There won’t be a need for much small talk ahead of today’s summit; the two have met more than 30 times since Xi rose to his country’s highest office, with the Chinese leader describing Putin as his “best friend” in 2019.

Those deep ties are starting to bear fruit in the military arena too. In late November, Russian Defense Minister Sergei Shoigu and his Chinese counterpart, Wei Fenghe, signed a road map to improve military relations, where they resolved to increase joint military exercises and patrols.

Their geographic proximity is likely to be a roadblock to any long-term alliance, however, as both countries vie for influence in Central Asia—a contest that, so far, Moscow is winning.


What We’re Following Today

Blinken in Malaysia. U.S. Secretary of State Antony Blinken is in Malaysia today for a two-day visit on the second leg of his Southeast Asia tour. The secretary is expected to meet with Malaysian Foreign Minister Saifuddin Abdullah as well as Malaysian Prime Minister Ismail Sabri Yaakob. Blinken’s visit comes after he outlined the five “core elements” of the Biden administration’s Indo-Pacific strategy in a speech in Jakarta, Indonesia, on Tuesday.

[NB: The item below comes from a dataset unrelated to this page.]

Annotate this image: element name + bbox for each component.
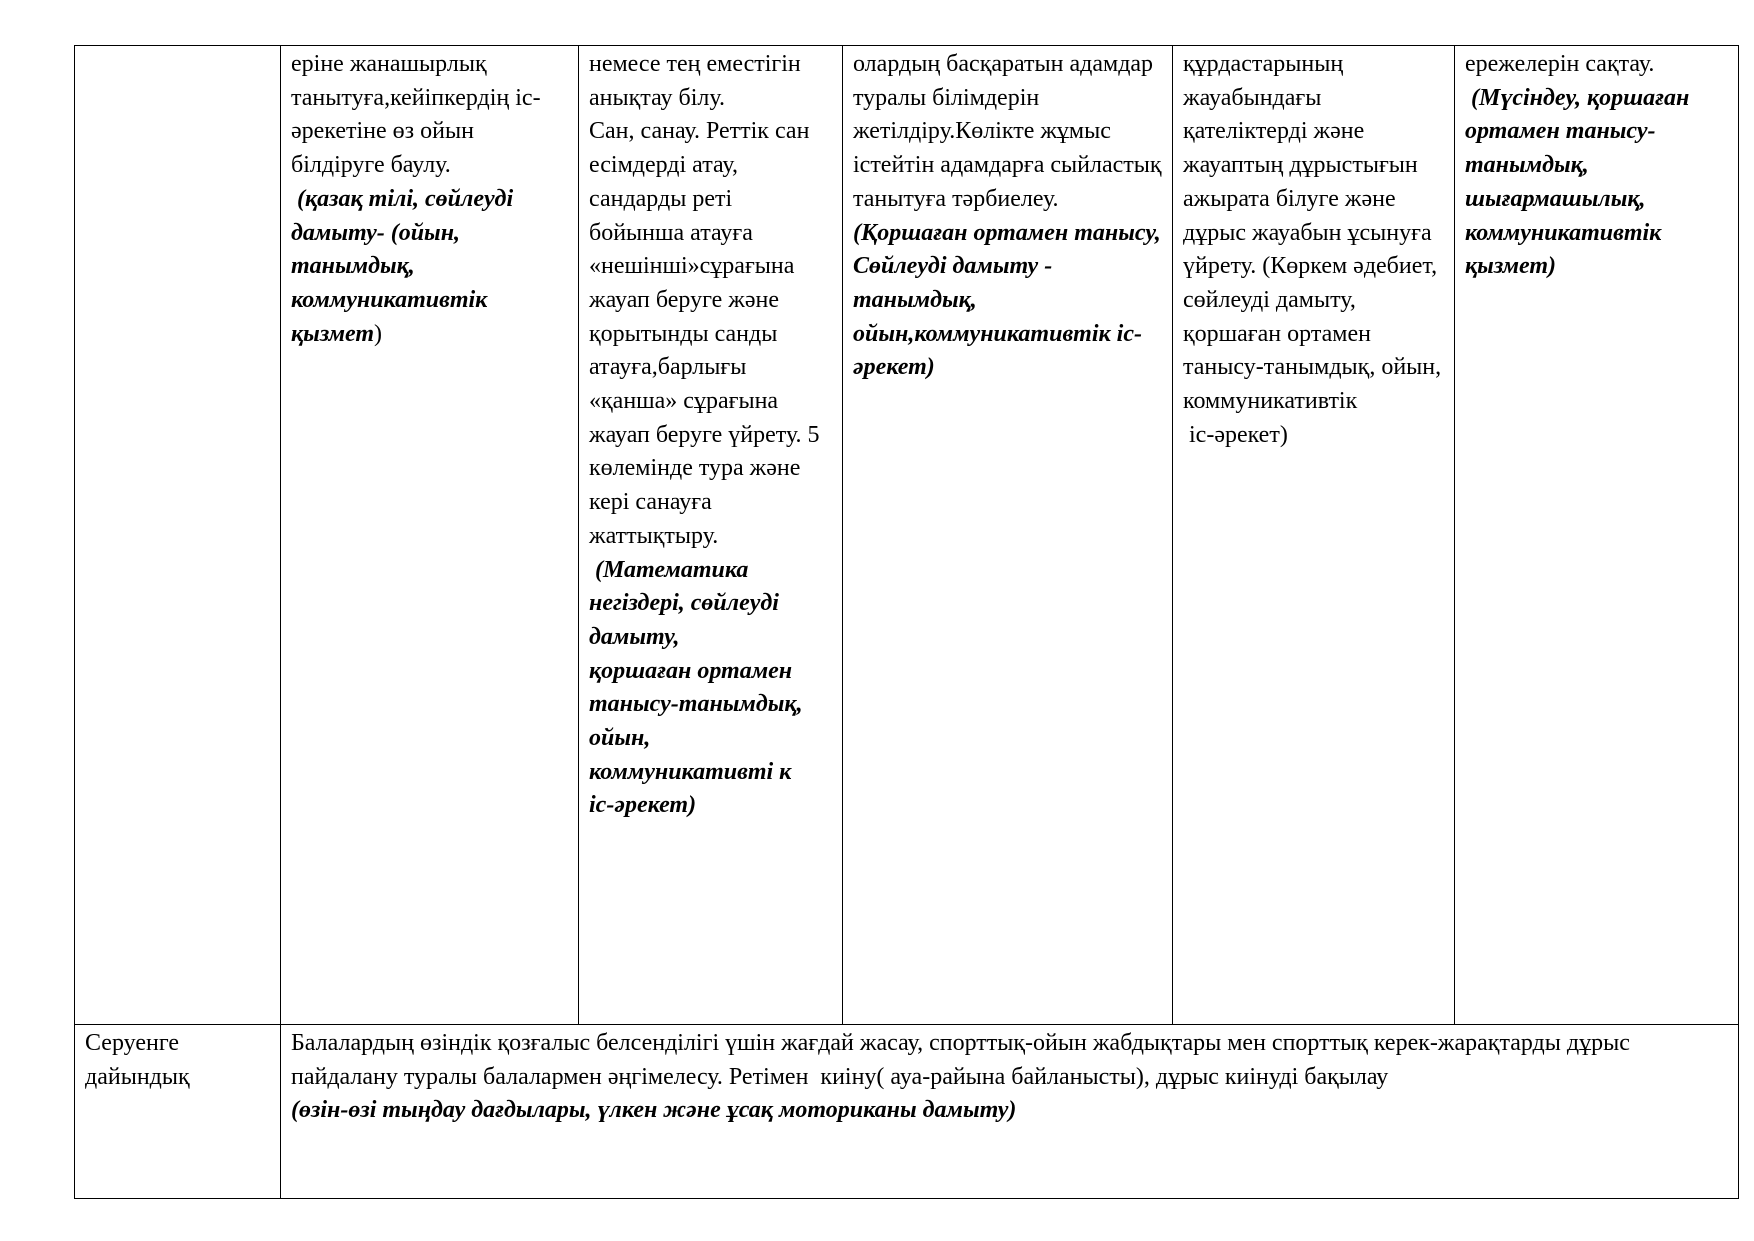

EU Eastern Partnership summit. The European Union hosts the leaders of Armenia, Azerbaijan, Georgia, Moldova, and Ukraine for the sixth Eastern Partnership summit today in Brussels, the first summit in four years. Belarus, a traditional member of the partnership, has suspended its involvement over mounting disputes with the bloc. The EU is set to announce an investment plan worth more than $2.5 billion to benefit partnership states.


Keep an Eye On

U.S.-UAE ties. The United Arab Emirates has threatened to suspend a $23 billion weapons deal with the United States over apparent disagreements between the two sides over technology access and the use of equipment from Chinese company Huawei in UAE communications infrastructure. The two countries are currently in negotiations for the Persian Gulf state to acquire 50 F-35 advanced fighter jets as well as drones and other munitions.

A U.S. official, speaking to the Wall Street Journal, said the issue was unlikely to derail the sale: “This sort of back-and-forth is not unusual for significant arms sales, and we are hopeful we can work through these issues.”

Afghanistan’s food crisis. Afghanistan’s food crisis is deteriorating rapidly, the United Nations World Food Program (WFP) warned on Tuesday as it published survey estimates showing 98 percent of Afghans were not eating enough food, with WFP spokesperson Tomson Phiri blaming a collapsing economy, drought, and years of conflict for the dire circumstances. The agency plans to increase its food assistance from 15 million people in 2021 to 23 million people in 2022.

Belarus’s opposition. The European Union has threatened further sanctions against Belarus after a court sentenced opposition leader Sergei Tikhanovsky to 18 years in prison on Tuesday, finding him guilty of inciting social hatred and instigating mass unrest. Tikhanovsky was arrested by Belarusian authorities in the run up to the August 2020 presidential election. His wife, Svetlana Tikhanovskaya, has led Belarus’s opposition movement in his stead, mounting a global campaign to challenge Belarusian President Aleksandr Lukashenko.


Odds and Ends

Japanese Prime Minister Fumio Kishida has yet to hear a bump in the night as he begins life in his official residence, a home avoided by the last two Japanese leaders and one that has gained a reputation for being haunted. The rumors stem from a 1936 coup attempt, known as the Feb. 26 Incident, with proponents alleging that those killed in the upheaval still walk the house’s halls. The belief is persistent enough that a Shinto priest conducted an exorcism during renovations in 2005.

Perhaps it worked, as Kishida on Monday reported no ill effects following his move from parliamentary member housing to the prime minister’s residence. “I slept well,” Kishida said. As for any ghosts? “So far, I have not seen [any].”